Samuel Coe

Personal information
- Full name: Samuel Coe
- Born: 3 June 1873 Earl Shilton, Leicestershire, England
- Died: 4 November 1955 (aged 82) Earl Shilton
- Batting: Left-handed
- Bowling: Left-arm slow-medium

Domestic team information
- 1896 to 1923: Leicestershire
- 1900 to 1904: London County

Career statistics
| Competition | First-class |
| Matches | 452 |
| Runs scored | 17438 |
| Batting average | 24.69 |
| 100s/50s | 19/82 |
| Top score | 252 not out |
| Balls bowled | 22448 |
| Wickets | 335 |
| Bowling average | 32.20 |
| 5 wickets in innings | 3 |
| 10 wickets in match | 0 |
| Best bowling | 6/38 |
| Catches/stumpings | 176/0 |
- Source: Cricinfo, 22 May 2014

= Samuel Coe =

English cricketer

Samuel Coe (3 June 1873 – 4 November 1955) was an English first-class cricketer. He was a left-hand batsman and left-arm slow-medium bowler who played for Leicestershire.

Born in Earl Shilton, Leicestershire, Coe made a total of 448 appearances for his home county over a 27-year period. He also twice played for London County, once for the Players against Gentlemen in 1908 and once for an England XI against the touring Australians of 1909.

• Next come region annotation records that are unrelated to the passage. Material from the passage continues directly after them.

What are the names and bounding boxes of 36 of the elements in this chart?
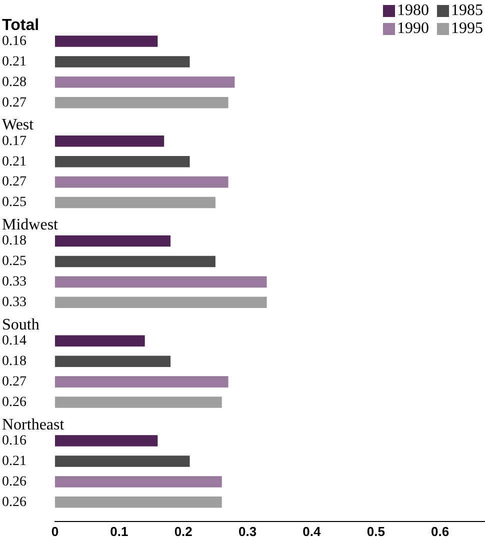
data-label: 0.18	[2, 234, 26, 249]
data-label: 0.26	[2, 394, 26, 410]
data-label: 0.27	[2, 95, 26, 110]
data-label: 0.26	[2, 494, 26, 510]
x-tick-label: 0.3	[238, 524, 257, 539]
x-tick-label: 0.4	[302, 524, 322, 539]
data-label: 0.16	[2, 433, 26, 448]
data-label: 0.21	[2, 54, 26, 70]
y-tick-label: South	[2, 316, 40, 334]
data-label: 0.33	[2, 295, 26, 310]
data-label: 0.21	[2, 154, 26, 170]
x-tick-label: 0.6	[431, 524, 450, 539]
legend-label: 1990	[397, 20, 429, 38]
data-label: 0.25	[2, 195, 26, 210]
data-label: 0.26	[2, 474, 26, 490]
data-label: 0.21	[2, 454, 26, 469]
y-tick-label: Total	[2, 17, 40, 34]
x-tick-label: 0	[51, 524, 59, 539]
legend-label: 1985	[451, 2, 483, 20]
legend-label: 1995	[451, 20, 483, 38]
x-tick-label: 0.1	[110, 524, 128, 539]
data-label: 0.25	[2, 254, 26, 270]
data-label: 0.27	[2, 174, 26, 190]
y-tick-label: West	[2, 116, 34, 134]
data-label: 0.28	[2, 74, 26, 90]
data-label: 0.27	[2, 374, 26, 390]
x-tick-label: 0.2	[174, 524, 192, 539]
data-label: 0.17	[2, 134, 26, 149]
data-label: 0.16	[2, 34, 26, 49]
x-tick-label: 0.5	[366, 524, 385, 539]
data-label: 0.14	[2, 334, 26, 349]
data-label: 0.18	[2, 354, 26, 370]
y-tick-label: Midwest	[2, 216, 59, 234]
legend-label: 1980	[397, 2, 429, 20]
y-tick-label: Northeast	[2, 416, 65, 434]
data-label: 0.33	[2, 274, 26, 290]
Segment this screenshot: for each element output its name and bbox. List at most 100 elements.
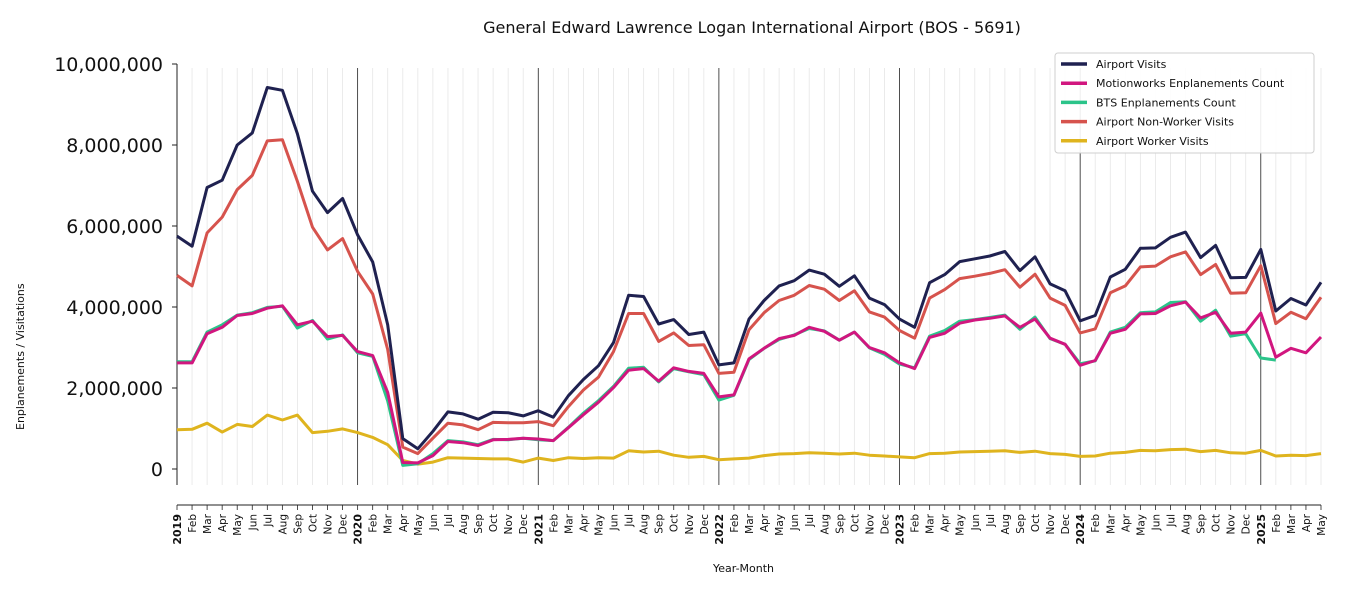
x-month-label: Aug [639,514,651,535]
x-month-label: Feb [187,514,199,533]
legend-label: Motionworks Enplanements Count [1096,77,1285,90]
series-line [177,300,1323,465]
x-month-label: Sep [834,514,846,534]
x-month-label: Jun [970,514,982,531]
x-month-label: Aug [1181,514,1193,535]
x-month-label: Jul [262,514,274,528]
x-month-label: Jun [247,514,259,531]
x-month-label: Mar [563,513,575,533]
x-month-label: Sep [1015,514,1027,534]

Coe scored 17,438 first-class runs at an average of 24.69 and passed 1,000 for a season seven times. His best seasonal total was 1,258 in 1914 which included his best innings of 252 not out against Northamptonshire in four hours. This score was Coe's only double century and remained the county's highest score until beaten by Phil Simmons in 1994.

Coe's bowling returned 335 wickets at 32.20, with a best of 6/38 against London County in 1903. He passed 50 wickets in a season once, when in 1905 he claimed 52 at 22.38.

In July 1900, Coe became the first county victim of Bernard Bosanquet's innovation, the googly. The ball reportedly bounced four times before Coe was out stumped for 98.